At a Learning to Undo Racism Event, Gilberto Pérez, Jr., Mennonite college administrator and owner of a consulting business, shares about building relationships despite mutual fear and distrust.
By Lynda Hollinger-Janzen
ELKHART, Indiana (Mennonite Mission Network/Mennonite Church USA) – Not only does Gilberto Pérez, Jr. bring Jesus’ message, he uses Jesus’ methods of communication – surprise, humor, unexpected gifts, questions, and the realization that “on earth as it is heaven” can begin right now where we are, through listening and sharing food.
Sept. 17, Pérez walked into a Learning to Undo Racism Event (LURE) at the Elkhart office of Mennonite Church USA with an enormous bag of sandwiches. The quantity may not have been sufficient to feed 5,000 people, but there was certainly enough to satisfy the hunger of those in the audience of 50 staff persons, who may have forgotten their lunches.
Pérez is president and CEO of Bienvenido (Welcome) Community Solutions and senior director of Intercultural Development and Educational Partnerships at Goshen (Indiana) College. LURE seeks to encourage the six Mennonite Church agencies and organizations that share office space in Elkhart, Indiana, to engage in intercultural transformation through monthly events during the noon hour. These events shed light on systemic and personal racism, present a fuller vision of what God intends the church to be, and then suggest ways to put these insights into practice.
Pérez gave an interactive presentation about how he has encouraged communication between law enforcement officers and the Latino community in northern Indiana and generated animated discussion during role-plays and the question-and-answer time.
Pérez opened a local newspaper and read aloud the names in the police reports, a list of mostly Spanish surnames in a much higher percentage than the 33-percent Latino population in the area.
“The majority of these offenses are driving without an operator’s license. How does the arresting officer know?” Pérez asked.
Responses from Mennonite staff indicated impressions that racial profiling was taking place.
Then, Pérez asked, “So, what do you do?”
Pérez’s response to that question was to begin talking with Wade Branson, Goshen’s police chief. Pérez wanted to see the humanity of those who serve his community. Pérez asked God’s Spirit to guide him in these conversations. After 18 months of building this relationship, Pérez invited the police chief to lunch at a local soda shop to ask about what he was seeing in the daily newspapers.
Branson said, “How can I learn what Latinos are experiencing? What can we do to fix this?”
Branson agreed to be present at a meeting that included two Latino pastors (Assemblies of God and Mennonite), an Anglo Mennonite pastor and a Catholic priest. This diverse group talked and listened to each other.
The clergy requested that law enforcement officers come to their congregations to explain policing protocols in Goshen. Pérez submitted a proposal to the city’s Community Relations Commission for support in convening the meetings.

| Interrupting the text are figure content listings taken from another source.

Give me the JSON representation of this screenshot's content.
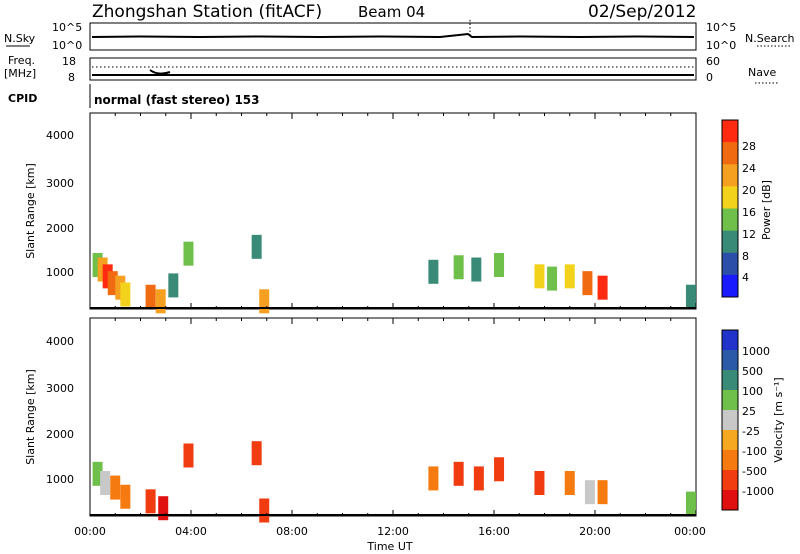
{
  "header": {
    "station": "Zhongshan Station (fitACF)",
    "beam": "Beam 04",
    "date": "02/Sep/2012"
  },
  "top_panels": {
    "nsky_label": "N.Sky",
    "nsky_ticks": [
      "10^5",
      "10^0"
    ],
    "nsearch_label": "N.Search",
    "nsearch_ticks": [
      "10^5",
      "10^0"
    ],
    "freq_label": "Freq.",
    "freq_unit": "[MHz]",
    "freq_ticks": [
      "18",
      "8"
    ],
    "nave_label": "Nave",
    "nave_ticks": [
      "60",
      "0"
    ],
    "cpid_label": "CPID",
    "cpid_text": "normal (fast stereo) 153"
  },
  "colors": {
    "power_scale": [
      "#1a1aff",
      "#2b4fa8",
      "#3a8a78",
      "#6fc04a",
      "#f2d21a",
      "#f5a021",
      "#f06a12",
      "#ff2a10"
    ],
    "velocity_scale": [
      "#e01010",
      "#f03c10",
      "#f57a10",
      "#f5a820",
      "#c8c8c8",
      "#6fc04a",
      "#3a8a78",
      "#2b5aa8",
      "#2233cc"
    ]
  },
  "chart_data": [
    {
      "type": "heatmap",
      "title": "Power",
      "ylabel": "Slant Range [km]",
      "xlabel": "",
      "x_ticks": [
        "00:00",
        "04:00",
        "08:00",
        "12:00",
        "16:00",
        "20:00",
        "00:00"
      ],
      "xlim_hours": [
        0,
        24
      ],
      "y_ticks": [
        "4000",
        "3000",
        "2000",
        "1000"
      ],
      "ylim": [
        180,
        4500
      ],
      "colorbar": {
        "label": "Power [dB]",
        "ticks": [
          "28",
          "24",
          "20",
          "16",
          "12",
          "8",
          "4"
        ],
        "range": [
          0,
          32
        ]
      },
      "cells": [
        {
          "t": 0.3,
          "r": 1150,
          "v": 12
        },
        {
          "t": 0.5,
          "r": 1050,
          "v": 20
        },
        {
          "t": 0.7,
          "r": 900,
          "v": 28
        },
        {
          "t": 0.9,
          "r": 750,
          "v": 24
        },
        {
          "t": 1.2,
          "r": 650,
          "v": 20
        },
        {
          "t": 1.4,
          "r": 500,
          "v": 16
        },
        {
          "t": 2.4,
          "r": 450,
          "v": 24
        },
        {
          "t": 2.8,
          "r": 350,
          "v": 20
        },
        {
          "t": 3.3,
          "r": 700,
          "v": 8
        },
        {
          "t": 3.9,
          "r": 1400,
          "v": 12
        },
        {
          "t": 6.6,
          "r": 1550,
          "v": 8
        },
        {
          "t": 6.9,
          "r": 350,
          "v": 20
        },
        {
          "t": 13.6,
          "r": 1000,
          "v": 8
        },
        {
          "t": 14.6,
          "r": 1100,
          "v": 12
        },
        {
          "t": 15.3,
          "r": 1050,
          "v": 8
        },
        {
          "t": 16.2,
          "r": 1150,
          "v": 12
        },
        {
          "t": 17.8,
          "r": 900,
          "v": 16
        },
        {
          "t": 18.3,
          "r": 850,
          "v": 12
        },
        {
          "t": 19.0,
          "r": 900,
          "v": 16
        },
        {
          "t": 19.7,
          "r": 750,
          "v": 24
        },
        {
          "t": 20.3,
          "r": 650,
          "v": 28
        },
        {
          "t": 23.8,
          "r": 450,
          "v": 8
        }
      ]
    },
    {
      "type": "heatmap",
      "title": "Velocity",
      "ylabel": "Slant Range [km]",
      "xlabel": "Time UT",
      "x_ticks": [
        "00:00",
        "04:00",
        "08:00",
        "12:00",
        "16:00",
        "20:00",
        "00:00"
      ],
      "xlim_hours": [
        0,
        24
      ],
      "y_ticks": [
        "4000",
        "3000",
        "2000",
        "1000"
      ],
      "ylim": [
        180,
        4500
      ],
      "colorbar": {
        "label": "Velocity [m s⁻¹]",
        "ticks": [
          "1000",
          "500",
          "100",
          "25",
          "-25",
          "-100",
          "-500",
          "-1000"
        ],
        "range": [
          -1200,
          1200
        ]
      },
      "cells": [
        {
          "t": 0.3,
          "r": 1100,
          "v": 100
        },
        {
          "t": 0.6,
          "r": 900,
          "v": 25
        },
        {
          "t": 1.0,
          "r": 800,
          "v": -100
        },
        {
          "t": 1.4,
          "r": 600,
          "v": -100
        },
        {
          "t": 2.4,
          "r": 500,
          "v": -500
        },
        {
          "t": 2.9,
          "r": 350,
          "v": -1000
        },
        {
          "t": 3.9,
          "r": 1500,
          "v": -500
        },
        {
          "t": 6.6,
          "r": 1550,
          "v": -500
        },
        {
          "t": 6.9,
          "r": 300,
          "v": -500
        },
        {
          "t": 13.6,
          "r": 1000,
          "v": -100
        },
        {
          "t": 14.6,
          "r": 1100,
          "v": -500
        },
        {
          "t": 15.4,
          "r": 1000,
          "v": -500
        },
        {
          "t": 16.2,
          "r": 1200,
          "v": -500
        },
        {
          "t": 17.8,
          "r": 900,
          "v": -500
        },
        {
          "t": 19.0,
          "r": 900,
          "v": -100
        },
        {
          "t": 19.8,
          "r": 700,
          "v": 25
        },
        {
          "t": 20.3,
          "r": 700,
          "v": -100
        },
        {
          "t": 23.8,
          "r": 450,
          "v": 100
        }
      ]
    }
  ]
}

Some meetings had more than 150 participants, including the county sheriff and Goshen’s mayor.
The Latinos at the meetings talked about how they felt targeted, and the law enforcement officers shared their policing process. They learned from each other. Pérez also learned about how to make the communication process more helpful.

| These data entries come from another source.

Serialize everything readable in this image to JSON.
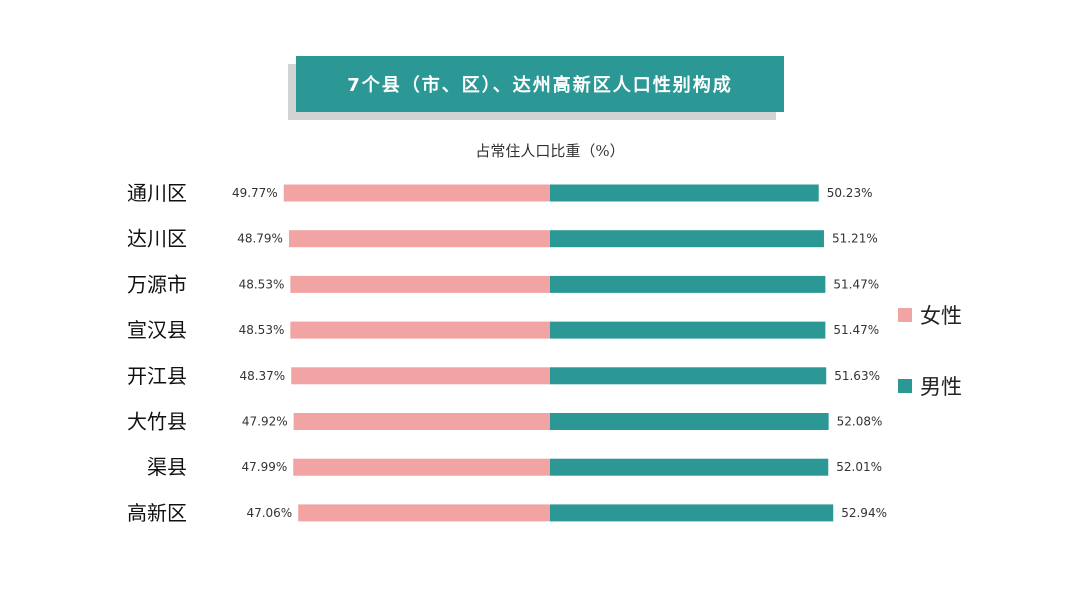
{
  "title": "7个县（市、区）、达州高新区人口性别构成",
  "subtitle": "占常住人口比重（%）",
  "colors": {
    "female": "#f2a3a3",
    "male": "#2b9895",
    "title_bg": "#2b9895"
  },
  "chart_data": {
    "type": "bar",
    "orientation": "horizontal-diverging",
    "categories": [
      "通川区",
      "达川区",
      "万源市",
      "宣汉县",
      "开江县",
      "大竹县",
      "渠县",
      "高新区"
    ],
    "series": [
      {
        "name": "女性",
        "values": [
          49.77,
          48.79,
          48.53,
          48.53,
          48.37,
          47.92,
          47.99,
          47.06
        ],
        "labels": [
          "49.77%",
          "48.79%",
          "48.53%",
          "48.53%",
          "48.37%",
          "47.92%",
          "47.99%",
          "47.06%"
        ]
      },
      {
        "name": "男性",
        "values": [
          50.23,
          51.21,
          51.47,
          51.47,
          51.63,
          52.08,
          52.01,
          52.94
        ],
        "labels": [
          "50.23%",
          "51.21%",
          "51.47%",
          "51.47%",
          "51.63%",
          "52.08%",
          "52.01%",
          "52.94%"
        ]
      }
    ],
    "legend_position": "right",
    "grid": false
  }
}
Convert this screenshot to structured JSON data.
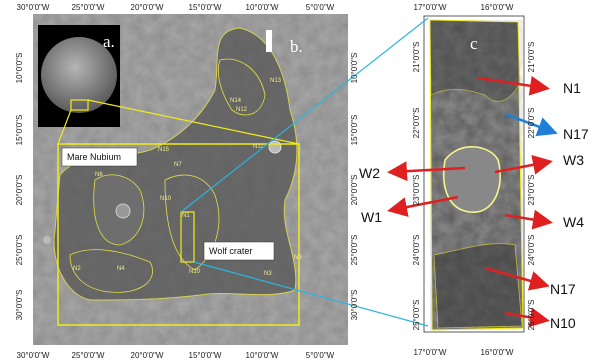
{
  "panel_a": {
    "label": "a."
  },
  "panel_b": {
    "label": "b.",
    "longitudes": [
      "30°0'0\"W",
      "25°0'0\"W",
      "20°0'0\"W",
      "15°0'0\"W",
      "10°0'0\"W",
      "5°0'0\"W"
    ],
    "latitudes": [
      "10°0'0\"S",
      "15°0'0\"S",
      "20°0'0\"S",
      "25°0'0\"S",
      "30°0'0\"S"
    ],
    "regions": [
      "Mare Nubium",
      "Wolf crater"
    ],
    "units": [
      "N13",
      "N14",
      "N12",
      "N11",
      "N15",
      "N7",
      "N6",
      "N10",
      "N1",
      "N2",
      "N4",
      "N10",
      "N3",
      "N9"
    ]
  },
  "panel_c": {
    "label": "c",
    "longitudes": [
      "17°0'0\"W",
      "16°0'0\"W"
    ],
    "latitudes": [
      "21°0'0\"S",
      "22°0'0\"S",
      "23°0'0\"S",
      "24°0'0\"S",
      "25°0'0\"S"
    ],
    "annotations": [
      "N1",
      "N17",
      "W3",
      "W2",
      "W1",
      "W4",
      "N17",
      "N10"
    ]
  }
}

“We started with the panel concept, but that was too much us versus them,” Pérez said. “We moved the conversation to small circle groups.”

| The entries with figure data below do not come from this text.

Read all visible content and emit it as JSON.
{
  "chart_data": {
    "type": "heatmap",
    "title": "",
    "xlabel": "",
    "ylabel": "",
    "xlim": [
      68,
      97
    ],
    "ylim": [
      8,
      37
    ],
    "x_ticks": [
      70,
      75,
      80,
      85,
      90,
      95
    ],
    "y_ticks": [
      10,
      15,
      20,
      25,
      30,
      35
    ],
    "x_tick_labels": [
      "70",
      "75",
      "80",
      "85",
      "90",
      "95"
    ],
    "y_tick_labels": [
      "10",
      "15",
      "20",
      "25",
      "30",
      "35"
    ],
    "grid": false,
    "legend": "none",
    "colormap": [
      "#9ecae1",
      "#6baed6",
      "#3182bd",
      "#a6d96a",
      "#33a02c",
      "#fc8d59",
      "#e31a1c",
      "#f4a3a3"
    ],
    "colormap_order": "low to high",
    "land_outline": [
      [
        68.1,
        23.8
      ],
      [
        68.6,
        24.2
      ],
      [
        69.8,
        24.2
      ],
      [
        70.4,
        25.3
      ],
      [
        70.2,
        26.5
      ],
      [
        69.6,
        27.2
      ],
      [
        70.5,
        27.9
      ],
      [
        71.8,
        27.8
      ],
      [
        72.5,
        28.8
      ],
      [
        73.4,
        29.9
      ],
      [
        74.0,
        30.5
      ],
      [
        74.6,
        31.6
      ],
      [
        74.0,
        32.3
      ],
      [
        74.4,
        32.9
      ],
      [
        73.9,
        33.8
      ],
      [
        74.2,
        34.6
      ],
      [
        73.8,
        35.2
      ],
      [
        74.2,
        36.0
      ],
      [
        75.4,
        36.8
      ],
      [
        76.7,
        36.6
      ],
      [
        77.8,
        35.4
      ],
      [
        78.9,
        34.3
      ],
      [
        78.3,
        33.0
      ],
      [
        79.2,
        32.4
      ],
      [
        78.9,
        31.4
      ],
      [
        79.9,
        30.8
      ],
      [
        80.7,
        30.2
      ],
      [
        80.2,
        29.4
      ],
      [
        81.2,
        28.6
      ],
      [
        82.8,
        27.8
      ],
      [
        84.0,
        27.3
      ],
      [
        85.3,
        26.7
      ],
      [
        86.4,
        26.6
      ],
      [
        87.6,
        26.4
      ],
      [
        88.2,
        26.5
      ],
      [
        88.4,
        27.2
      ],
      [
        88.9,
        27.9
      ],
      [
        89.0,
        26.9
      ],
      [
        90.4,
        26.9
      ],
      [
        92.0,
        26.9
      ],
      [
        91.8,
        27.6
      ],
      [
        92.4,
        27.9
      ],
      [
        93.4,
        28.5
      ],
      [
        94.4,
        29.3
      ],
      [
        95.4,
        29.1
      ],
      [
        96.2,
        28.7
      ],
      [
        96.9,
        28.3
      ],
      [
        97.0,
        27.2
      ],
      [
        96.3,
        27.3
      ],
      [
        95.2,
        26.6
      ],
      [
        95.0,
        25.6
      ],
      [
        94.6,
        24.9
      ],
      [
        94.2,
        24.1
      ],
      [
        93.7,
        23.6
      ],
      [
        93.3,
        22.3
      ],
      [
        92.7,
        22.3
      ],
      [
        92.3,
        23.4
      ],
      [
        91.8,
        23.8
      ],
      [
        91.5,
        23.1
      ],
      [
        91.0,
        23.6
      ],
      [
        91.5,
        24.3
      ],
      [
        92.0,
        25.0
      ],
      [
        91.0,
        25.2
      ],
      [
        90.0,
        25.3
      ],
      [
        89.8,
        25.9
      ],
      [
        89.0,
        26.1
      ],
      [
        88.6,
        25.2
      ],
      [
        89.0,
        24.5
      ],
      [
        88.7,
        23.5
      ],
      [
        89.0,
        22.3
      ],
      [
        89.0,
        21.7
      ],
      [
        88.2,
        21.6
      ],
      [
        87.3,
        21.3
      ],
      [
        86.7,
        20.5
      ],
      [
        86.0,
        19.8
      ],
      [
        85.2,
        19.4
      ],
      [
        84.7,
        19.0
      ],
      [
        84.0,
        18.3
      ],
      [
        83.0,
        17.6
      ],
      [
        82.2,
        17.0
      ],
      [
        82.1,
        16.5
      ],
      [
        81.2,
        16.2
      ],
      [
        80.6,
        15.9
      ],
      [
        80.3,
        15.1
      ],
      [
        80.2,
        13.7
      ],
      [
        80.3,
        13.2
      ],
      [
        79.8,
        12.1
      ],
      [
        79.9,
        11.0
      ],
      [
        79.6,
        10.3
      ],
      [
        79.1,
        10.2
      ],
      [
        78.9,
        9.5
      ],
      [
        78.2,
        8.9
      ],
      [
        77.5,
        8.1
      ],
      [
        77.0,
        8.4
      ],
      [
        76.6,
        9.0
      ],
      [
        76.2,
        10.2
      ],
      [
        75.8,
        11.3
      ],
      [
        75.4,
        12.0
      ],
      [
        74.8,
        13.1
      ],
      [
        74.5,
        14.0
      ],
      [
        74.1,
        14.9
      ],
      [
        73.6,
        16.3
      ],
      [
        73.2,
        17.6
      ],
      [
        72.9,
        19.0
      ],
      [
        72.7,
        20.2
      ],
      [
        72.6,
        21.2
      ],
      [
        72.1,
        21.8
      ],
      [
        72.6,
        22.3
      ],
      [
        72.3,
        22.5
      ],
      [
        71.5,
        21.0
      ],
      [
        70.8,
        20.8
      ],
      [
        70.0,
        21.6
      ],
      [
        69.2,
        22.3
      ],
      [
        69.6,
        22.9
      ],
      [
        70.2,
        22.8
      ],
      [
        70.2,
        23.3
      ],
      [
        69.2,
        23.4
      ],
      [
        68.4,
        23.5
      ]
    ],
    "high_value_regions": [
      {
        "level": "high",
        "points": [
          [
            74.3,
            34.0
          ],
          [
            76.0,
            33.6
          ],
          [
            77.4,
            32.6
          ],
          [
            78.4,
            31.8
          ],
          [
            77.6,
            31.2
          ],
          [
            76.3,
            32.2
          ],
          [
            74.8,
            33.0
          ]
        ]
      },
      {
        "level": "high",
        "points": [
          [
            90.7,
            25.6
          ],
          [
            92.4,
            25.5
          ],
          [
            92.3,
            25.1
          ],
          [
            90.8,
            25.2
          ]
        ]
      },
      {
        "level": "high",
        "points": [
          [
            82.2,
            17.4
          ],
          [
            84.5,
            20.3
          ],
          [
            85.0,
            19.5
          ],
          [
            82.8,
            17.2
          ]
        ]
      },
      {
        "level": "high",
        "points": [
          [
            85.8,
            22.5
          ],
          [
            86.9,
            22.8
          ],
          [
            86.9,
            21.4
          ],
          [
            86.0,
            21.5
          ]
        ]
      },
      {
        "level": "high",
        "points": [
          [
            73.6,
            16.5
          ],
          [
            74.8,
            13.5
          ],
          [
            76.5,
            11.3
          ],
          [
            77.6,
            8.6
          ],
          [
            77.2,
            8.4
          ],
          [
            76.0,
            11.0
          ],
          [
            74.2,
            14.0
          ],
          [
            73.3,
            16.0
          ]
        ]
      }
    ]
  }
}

After a year of talking together, the language of many Latino participants had shifted slightly to indicate that they now saw themselves having more ownership in the community.
“Latinos were now asking questions about services the city offers, and talking about how they experience life in their neighborhoods,” Pérez said.
A Latino man confessed that he had failed to pray enough for police officers. Before the meeting ended, the law enforcement officers were invited to the center of the circle, and participants prayed for them with outstretched hands.
“It was just a little transformation; I don’t want to make it sound more impressive than it was,” Pérez said. “Nothing magical happened. But the [law enforcement] practice has changed, and there is an openness to sit and talk. It all starts with relationship.”
In a recent community presentation, Police Chief Branson said that more Latinos are coming to report crimes and ask questions.
“We didn’t see too much of this before our meetings with Latino congregations,” Branson said.
Pérez concluded by extending an urgent invitation to the Mennonite Offices staff to create an environment where such break-through moments can occur, and to stand on a threshold that enables understanding of both sides of a situation and embraces diversity to create a new community.
“And, now, I press you as my people, to invite the sheriff to break bread and enter the liminal space, where the things are seen differently. So often we Anabaptists don’t come with questions, but only our passion,” Pérez said.
Pérez, Branson and Goshen’s mayor, Allan Kauffman, took their message of relationship-building and reconciliation to the Indiana Association of Cities and Towns on Sept. 30. Here, they offered their story of creating space for community conversations to their fellow Indiana mayors and city council members.